Power of appointment is a method of increasing the discretion and freedom of the trustor or trustees with this powers to act as they see fit with the assets of a trust. In a traditional trust arrangement, the income from the trust must be managed according to the original terms of the trust. With the power of appointment, trustors or trustees with this power retain more control over how the trust is administered, including the ability to choose additional beneficiaries to distribute the income to. This can range from complete freedom to choose who receives benefits to choosing the beneficiary from a list of beneficiaries provided by the grantor of the trust.

Key Takeaways

  • The power of appointment is a legal right that grants trustors or trustees with this power the ability to give away portions of a trust to third-parties. 
  • The portions of trusts that can be given under power of appointment can range from merely the income, to the trustor or trustee’s entire share of the trust.
  • The power of appointment is not permanent, if it is not exercised before the death of the trustor or trustees, it will expire and the trust will follow its own guidelines on succession.
  • If you want to establish a trust with power of appointment, an experienced Trusts & Estates attorney may be able to improve the outcome of your case by utilizing experience and expert knowledge.

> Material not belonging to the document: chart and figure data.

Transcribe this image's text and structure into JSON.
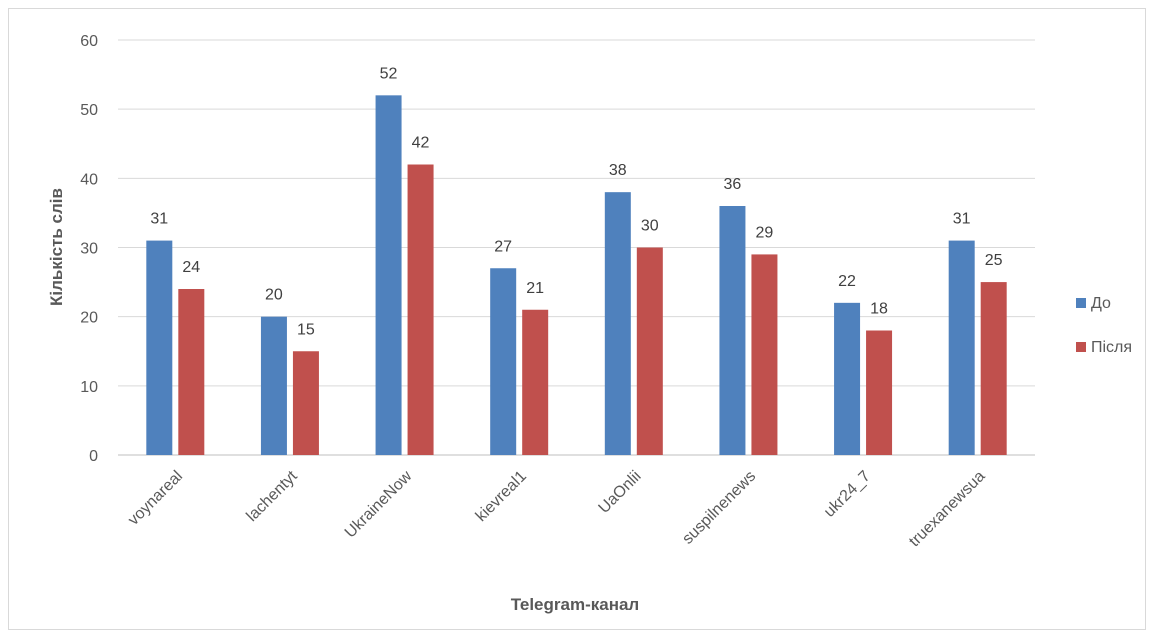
{
  "chart_data": {
    "type": "bar",
    "title": "",
    "xlabel": "Telegram-канал",
    "ylabel": "Кількість слів",
    "ylim": [
      0,
      60
    ],
    "yticks": [
      0,
      10,
      20,
      30,
      40,
      50,
      60
    ],
    "grid": true,
    "legend_position": "right",
    "categories": [
      "voynareal",
      "lachentyt",
      "UkraineNow",
      "kievreal1",
      "UaOnlii",
      "suspilnenews",
      "ukr24_7",
      "truexanewsua"
    ],
    "series": [
      {
        "name": "До",
        "color": "#4f81bd",
        "values": [
          31,
          20,
          52,
          27,
          38,
          36,
          22,
          31
        ]
      },
      {
        "name": "Після",
        "color": "#c0504d",
        "values": [
          24,
          15,
          42,
          21,
          30,
          29,
          18,
          25
        ]
      }
    ]
  }
}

Power of Appointment, Trusts, and Estates

The power of appointment can give trustor or trustees with this power increased freedom in the ways that they choose to distribute the assets and profits of their trusts. Power of appointment can come in to forms, each with their own risks and benefits: general power of appointment and limited power of appointment.

General power of appointment grants the trustor or trustees exercising it the ability to give portions of the trust to any entity. This broad discretion allows the trustor or trustees with this power to give portions of the trust to themselves, their estate, or any creditors they may have. General power of appointment can be thought of as power of appointment without restrictions.

General power of appointment can be good for trustors or trustees looking to give the trust assets to a beneficiary in their will, but there is a drawback. Since the general power of appointment grants such broad discretion over the trust assets, those assets are considered part of the trustor or trustee’s estate for estate tax purposes. 

The general power of appointment can also be used to try to mitigate taxation of the trust’s assets. Through some carefully crafted language, a trustee could assign their beneficiary general power of appointment. This makes the trust a part of the the beneficiary’s assets for their own estate, potentially delaying the tax consequences. In general, having general power of appointment causes the trust assets to be included in the agent’s estate for tax purposes even if they don’t use their general power of appointment.

An agent who holds limited power of appointment has different conditions imposed on them. At a minimum, the agent who exercises limited power of appointment cannot give any of the trust assets to themselves. This includes leaving any assets to their estate or using assets to pay their creditors. There may be additional limitations applied to an agent exercising limited power of appointment according to the wishes of the grantor. A benefit of a limited power of appointment is that it is not included in the agent’s taxable estate and while assets cannot be given to the agent or their estate, this limiting factor still allows for broad discretion in giving to other entities.

Bottom Line

Power of appointment is a flexible and useful tool in the realm of estate planning. If you are thinking of establishing a trust with either limited or general power of appointment, you will need the help of an experienced trusts & estates attorney.

An experienced trusts & estates attorney can carefully craft a power of appointment clause into your trust that fits your needs as closely as possible. Not only can a trusts & estates attorney ensure that the power of appointment clause allows you to distribute your assets according to your wants and needs, they can also utilize their experience and expertise in local, state, and federal tax law to reduce your tax burden from such an arrangement.